Fast auf den Tag genau zehn Jahre nach dem Abstieg droht den Pfälzern am Samstag im Endspiel in Wolfsburg erneut der Sturz in die Zweitklassigkeit. Wieder müssen die »Roten Teufel« das letzte Spiel gewinnen, während dem Gegner ein Unentschieden reicht. Ex-FCK-Coach Eckhard Krautzun, vor zehn Jahren auf der Trainerbank der Pfälzer, rechnet nicht damit. »An einen Sieg in Wolfsburg kann ich nicht glauben«, sagte der Weltenbummler nach dem 1:1 des FCK gegen den FC Bayern München am vergangenen Samstag.
Auch Brehme, der sich später seiner Tränen in der Öffentlichkeit schämte, wird morgen mit dem FCK fiebern. »Ich wünsche mir, dass sie es schaffen«, sagt der 86-malige Nationalspieler, der im Vorfeld der Begegnung nicht über den Abstiegsgipfel reden will. Dafür äußert sich Brehmes damaliger Mannschaftskollege Claus-Dieter Wollitz, der für beide Vereine aktiv war. »Es ist toll, was in Lautern mit den jungen Spielern passiert. Ich glaube aber, dass Wolfsburg am Ende die Klasse hält«, sagt der aus Brakel stammende Trainer des VfL Osnabrück.
Kontakte in die Pfalz hat der 40-Jährige kaum noch. Doch nicht nur deshalb drückt Wollitz am Samstag dem VfL Wolfsburg die Daumen. »Zum einen hatte ich in Wolfsburg mit dem Einzug ins Pokalfinale eine tolle Zeit. Zum anderen hat es mich in Kaiserslautern damals genervt, dass so viele ehemalige Spieler und Verantwortliche versucht haben, reinzureden«, erklärt der frühere Mittelfeldspieler. »Pele« verließ damals die Pfälzer nach dem Abstieg als einer der wenigen Stammspieler und wechselte zum KFC Uerdingen. Auch der 1. FC Köln gehörte zu den Stationen des Ostwestfalen.
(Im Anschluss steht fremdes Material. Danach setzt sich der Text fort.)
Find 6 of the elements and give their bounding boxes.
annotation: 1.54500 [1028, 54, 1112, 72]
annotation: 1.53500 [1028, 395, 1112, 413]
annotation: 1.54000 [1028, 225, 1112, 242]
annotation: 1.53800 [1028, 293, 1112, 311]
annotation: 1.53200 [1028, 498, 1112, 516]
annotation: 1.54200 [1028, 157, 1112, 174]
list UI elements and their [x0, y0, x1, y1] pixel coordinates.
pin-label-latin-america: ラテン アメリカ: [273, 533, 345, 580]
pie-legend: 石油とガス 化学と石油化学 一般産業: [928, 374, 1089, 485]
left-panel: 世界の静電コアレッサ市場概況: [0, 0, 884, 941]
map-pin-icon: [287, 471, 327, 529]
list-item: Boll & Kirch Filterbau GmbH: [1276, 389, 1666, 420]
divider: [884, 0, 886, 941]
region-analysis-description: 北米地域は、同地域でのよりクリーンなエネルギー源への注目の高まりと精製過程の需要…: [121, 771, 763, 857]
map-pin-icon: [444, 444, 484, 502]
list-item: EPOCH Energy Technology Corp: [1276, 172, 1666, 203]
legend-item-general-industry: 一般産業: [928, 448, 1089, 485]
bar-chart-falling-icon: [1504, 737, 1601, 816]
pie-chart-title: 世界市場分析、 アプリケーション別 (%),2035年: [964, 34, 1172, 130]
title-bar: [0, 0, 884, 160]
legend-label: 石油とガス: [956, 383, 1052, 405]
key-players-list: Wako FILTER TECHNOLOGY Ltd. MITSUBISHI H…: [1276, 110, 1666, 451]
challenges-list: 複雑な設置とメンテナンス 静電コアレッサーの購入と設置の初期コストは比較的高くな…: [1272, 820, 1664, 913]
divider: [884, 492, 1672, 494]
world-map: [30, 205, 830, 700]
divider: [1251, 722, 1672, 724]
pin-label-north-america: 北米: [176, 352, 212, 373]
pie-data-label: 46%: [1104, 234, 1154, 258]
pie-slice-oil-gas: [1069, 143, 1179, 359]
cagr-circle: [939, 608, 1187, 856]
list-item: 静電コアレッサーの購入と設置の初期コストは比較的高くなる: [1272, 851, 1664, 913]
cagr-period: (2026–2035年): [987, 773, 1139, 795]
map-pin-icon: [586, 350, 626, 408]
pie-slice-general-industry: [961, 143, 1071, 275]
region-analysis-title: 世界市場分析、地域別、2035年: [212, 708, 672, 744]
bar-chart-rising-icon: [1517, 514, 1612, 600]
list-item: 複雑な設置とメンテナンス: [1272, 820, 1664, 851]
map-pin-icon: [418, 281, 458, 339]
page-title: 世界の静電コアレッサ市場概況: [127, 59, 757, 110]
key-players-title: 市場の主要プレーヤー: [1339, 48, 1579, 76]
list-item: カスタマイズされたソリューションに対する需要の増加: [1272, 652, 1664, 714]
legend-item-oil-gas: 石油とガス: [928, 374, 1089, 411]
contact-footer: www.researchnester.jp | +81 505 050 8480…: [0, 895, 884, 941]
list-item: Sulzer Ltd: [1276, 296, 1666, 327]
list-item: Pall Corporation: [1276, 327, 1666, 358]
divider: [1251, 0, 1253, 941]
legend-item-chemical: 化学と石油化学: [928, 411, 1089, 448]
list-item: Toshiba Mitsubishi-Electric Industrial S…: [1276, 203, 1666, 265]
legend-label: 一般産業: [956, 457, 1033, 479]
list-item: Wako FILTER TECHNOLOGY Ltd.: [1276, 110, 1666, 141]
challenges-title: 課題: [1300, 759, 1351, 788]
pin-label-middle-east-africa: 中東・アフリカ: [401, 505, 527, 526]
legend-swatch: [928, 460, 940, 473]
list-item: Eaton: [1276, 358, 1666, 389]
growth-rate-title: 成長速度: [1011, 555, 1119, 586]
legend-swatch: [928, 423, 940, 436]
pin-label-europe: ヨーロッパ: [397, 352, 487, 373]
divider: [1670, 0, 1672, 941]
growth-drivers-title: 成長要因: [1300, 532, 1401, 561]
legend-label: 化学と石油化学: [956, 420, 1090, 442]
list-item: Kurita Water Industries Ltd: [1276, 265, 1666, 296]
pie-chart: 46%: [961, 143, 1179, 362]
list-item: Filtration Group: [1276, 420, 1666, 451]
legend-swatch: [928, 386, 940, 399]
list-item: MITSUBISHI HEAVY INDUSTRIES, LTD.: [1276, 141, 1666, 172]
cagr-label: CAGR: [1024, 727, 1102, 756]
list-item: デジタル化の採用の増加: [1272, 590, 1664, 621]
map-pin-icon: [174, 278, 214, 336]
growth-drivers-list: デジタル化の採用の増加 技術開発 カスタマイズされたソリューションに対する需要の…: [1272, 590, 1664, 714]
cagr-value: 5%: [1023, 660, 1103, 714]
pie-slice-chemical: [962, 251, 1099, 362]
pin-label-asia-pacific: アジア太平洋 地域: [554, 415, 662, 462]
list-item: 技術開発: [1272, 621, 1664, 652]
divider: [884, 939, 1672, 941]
Wie die Zukunft des Kultclubs aus der Pfalz nach einem Abstieg am Samstag aussehen könnte, darüber mag derzeit in Kaiserslautern noch niemand sprechen. Die Anhänger hoffen einfach nur, dass es in Wolfsburg nicht so dramatisch endet wie vor zehn Jahren. Damals rettete Markus Münch Bayer Leverkusen mit seinem Treffer erst wenige Minuten vor Schluss. Da hatte sich der FCK fast schon am Ziel gewähnt.